Paras Madikar reacted to the shutdown of his school in Latur city as quite a few 11-year-olds might. He was delighted that his Class 4 exams had been cancelled and looked forward to an extended vacation.
That didn’t happen. His father, Shrikant, 45, lost his job as a driver and had to take on the only one he could get – at a wage more than two-thirds lower than his last income. His mother Sarita, 35, also lost her job as a cook with the lockdown coming into force on March 25.
Paras spends the early part of the day carrying leafy vegetables on his head, to sell. Ironically, the two localities that the poor student services are called the Saraswati and Laxmi colonies (named after the goddesses of knowledge and wealth). His sister, Srushti, 12, covers Ram Nagar and Sitaram Nagar colonies, selling vegetables there.
“I can’t tell you what a terrible neck pain I have every evening! My mother gives me an oil massage with a warm cloth when I get home. So that next morning I can carry a load of produce again,” grumbles little Paras. Srushti’s problem is different: “My stomach hurts badly at around noon,” she says. “I drink nimbu paani before eating lunch – that gives me a little relief.” Neither child had ever done physical labour before the lockdown. Now they’re out there, in the worst possible circumstances, to earn a bit of bread, forget the butter.
Since April 2, Paras and Srushti have been selling produce on their respective routes in Latur between 8 a.m. and 11 a.m. During this time, each will traverse about three kilometres with loads of 4-5 kilograms. Srushti’s is the more difficult, because she carries, in addition, a weighing balance that adds one kilogram to her load and one 500-gram weight measure. Paras carries produce that has been packed in bundles by their mother, and the price is fixed per bundle. In the hours they work, Latur’s average temperature rises from about 27 degrees Celsius to 30 degrees.

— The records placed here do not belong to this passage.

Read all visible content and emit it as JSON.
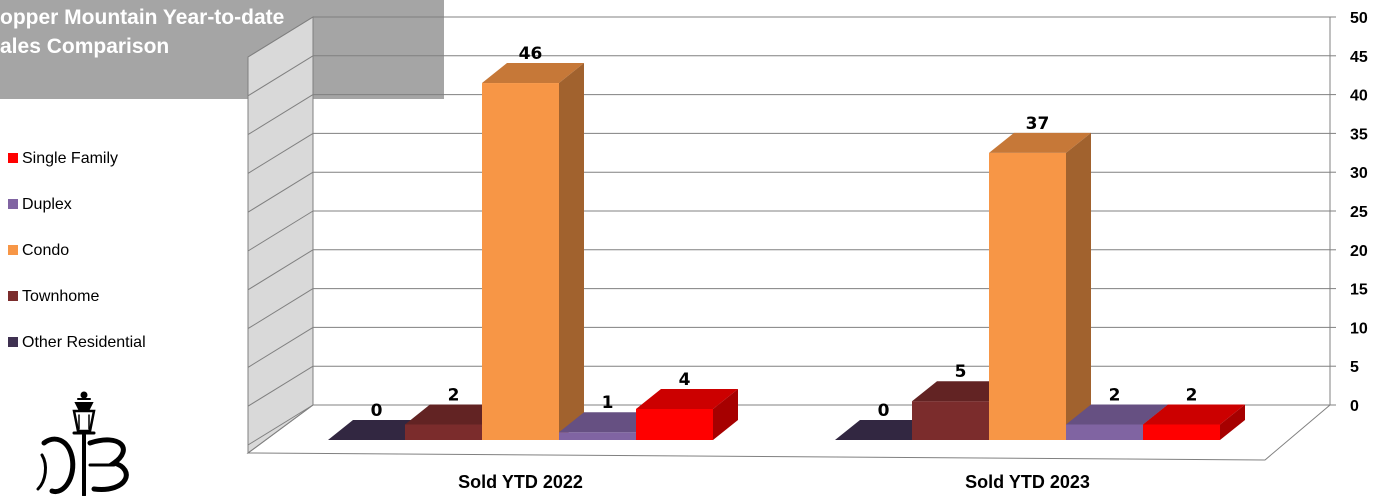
{
  "chart_data": {
    "type": "bar",
    "title_lines": [
      "opper Mountain Year-to-date",
      "ales Comparison"
    ],
    "categories": [
      "Sold YTD 2022",
      "Sold YTD 2023"
    ],
    "series": [
      {
        "name": "Other Residential",
        "values": [
          0,
          0
        ],
        "color": "#3f3151"
      },
      {
        "name": "Townhome",
        "values": [
          2,
          5
        ],
        "color": "#7b2c2c"
      },
      {
        "name": "Condo",
        "values": [
          46,
          37
        ],
        "color": "#f79646"
      },
      {
        "name": "Duplex",
        "values": [
          1,
          2
        ],
        "color": "#8064a2"
      },
      {
        "name": "Single Family",
        "values": [
          4,
          2
        ],
        "color": "#ff0000"
      }
    ],
    "legend_order": [
      "Single Family",
      "Duplex",
      "Condo",
      "Townhome",
      "Other Residential"
    ],
    "y_ticks": [
      "0",
      "5",
      "10",
      "15",
      "20",
      "25",
      "30",
      "35",
      "40",
      "45",
      "50"
    ],
    "ylim": [
      0,
      50
    ],
    "y_axis_side": "right",
    "grid": true,
    "legend_position": "left"
  }
}
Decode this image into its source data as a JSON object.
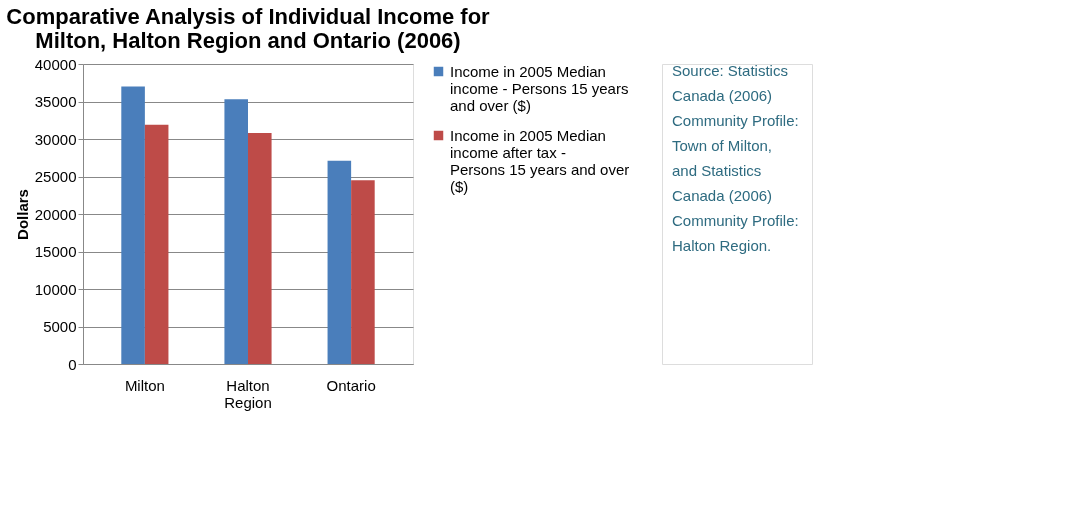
{
  "chart_data": {
    "type": "bar",
    "title": [
      "Comparative Analysis of Individual Income for",
      "Milton, Halton Region and Ontario (2006)"
    ],
    "ylabel": "Dollars",
    "categories": [
      "Milton",
      "Halton Region",
      "Ontario"
    ],
    "series": [
      {
        "name": "Income in 2005    Median income - Persons 15 years and over ($)",
        "color": "#4a7ebb",
        "values": [
          37000,
          35300,
          27100
        ]
      },
      {
        "name": "Income in 2005    Median income after tax - Persons 15 years and over ($)",
        "color": "#be4b48",
        "values": [
          31900,
          30800,
          24500
        ]
      }
    ],
    "ylim": [
      0,
      40000
    ],
    "yticks": [
      0,
      5000,
      10000,
      15000,
      20000,
      25000,
      30000,
      35000,
      40000
    ],
    "grid": "y",
    "legend": "right",
    "annotations": [
      "Source: Statistics Canada (2006) Community Profile: Town of Milton, and Statistics Canada (2006) Community Profile: Halton Region."
    ]
  }
}
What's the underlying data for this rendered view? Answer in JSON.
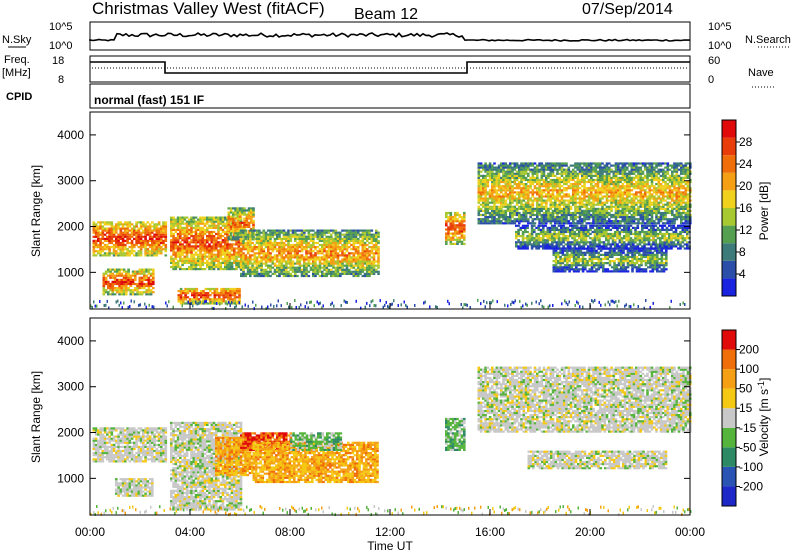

Where do they get the vegetables and other produce from? Well, Srushti’s work begins much before their 8 a.m. rounds. “Every morning, I go to Golai (Latur’s main vegetable market, five kilometres from their home) at 6 a.m.” She goes with her father or Govind Chavan, their 23-year old neighbour, currently studying for the state police exams. Either way, it is Govind’s scooter they use to get to Golai and back (he charges them nothing for the trips, not even for the petrol). When they return with the produce, their mother packs their baskets or other containers.
“We don’t get to choose what to sell. We sell whatever our father or Govind bhaiyya arrange,” says Paras. “We bring back produce worth Rs. 350-400 [every day] in a jute sack,” explains Srushti. “But together we make [net] less than Rs. 100 at best.”
Their father Shrikant used to work as a driver earning Rs. 700-800 a day – and would get at least 20 days of work each month. While on duty, his food, too, was taken care of. All that ended with the lockdown. Shrikant now works as a watchman in Laxmi Colony on the Old Ausa Road, the same one where Paras plies his new trade. This job earns him just Rs. 5,000 a month – a fall of close to 70 per cent from his income as a driver.
The family also had to find a home nearer to Shrikant’s workplace as watchman – and shifted in the early days of the lockdown. But the rent is Rs. 2,500 a month – 50 per cent of his monthly income – while the earlier place they stayed in charged them Rs. 2,000.
Watch video: Lockdown burden on little shoulders in Latur. | Video courtesy Ira Deulgaonkar / People’s Archive of Rural India
Pre-lockdown, their mother Sarita worked in the local Sai Mess as a cook, taking home Rs. 5,000 a month. “My mother used to work there from 9 a.m. to 3 p.m. and 5 p.m. to 11 p.m. She used to cook for us before leaving home in the morning,” says Srushti. Now Sarita has no earnings and runs the home while also arranging the division of the produce for Paras and Srushti to take on their rounds.
Neither child ever imagined they would be doing this labour before the lockdown. Both have been diligent students. Paras averaged 95 per cent in his first term in Class 4 and Srushti scored 84 per cent in Class 5. “I want to be an IAS officer,” says Paras. “I’d like to become a doctor,” says Srushti. In their school – the Chhatrapati Shivaji Primary School, a government-aided private institution – both were exempted from any fees.
As I spoke with Paras and Srushti, Doordarshan Archive was playing some old songs ‘to make quarantine days enjoyable for people’. The one that caught my attention was a song from the 1954 Hindi film Boot Polish:
“O nanhe munne bachhe
tere muthhi mein kya hai
muthhi mein hai takadir hamari,
Humne kismath ko bas mein kiya hai.”
(“O little children
what do you grasp in your fists?
“Our lives, we clench our destinies in our fists.
Our conquered destinies in our fists.”)
If only that could happen for Srushti and Paras.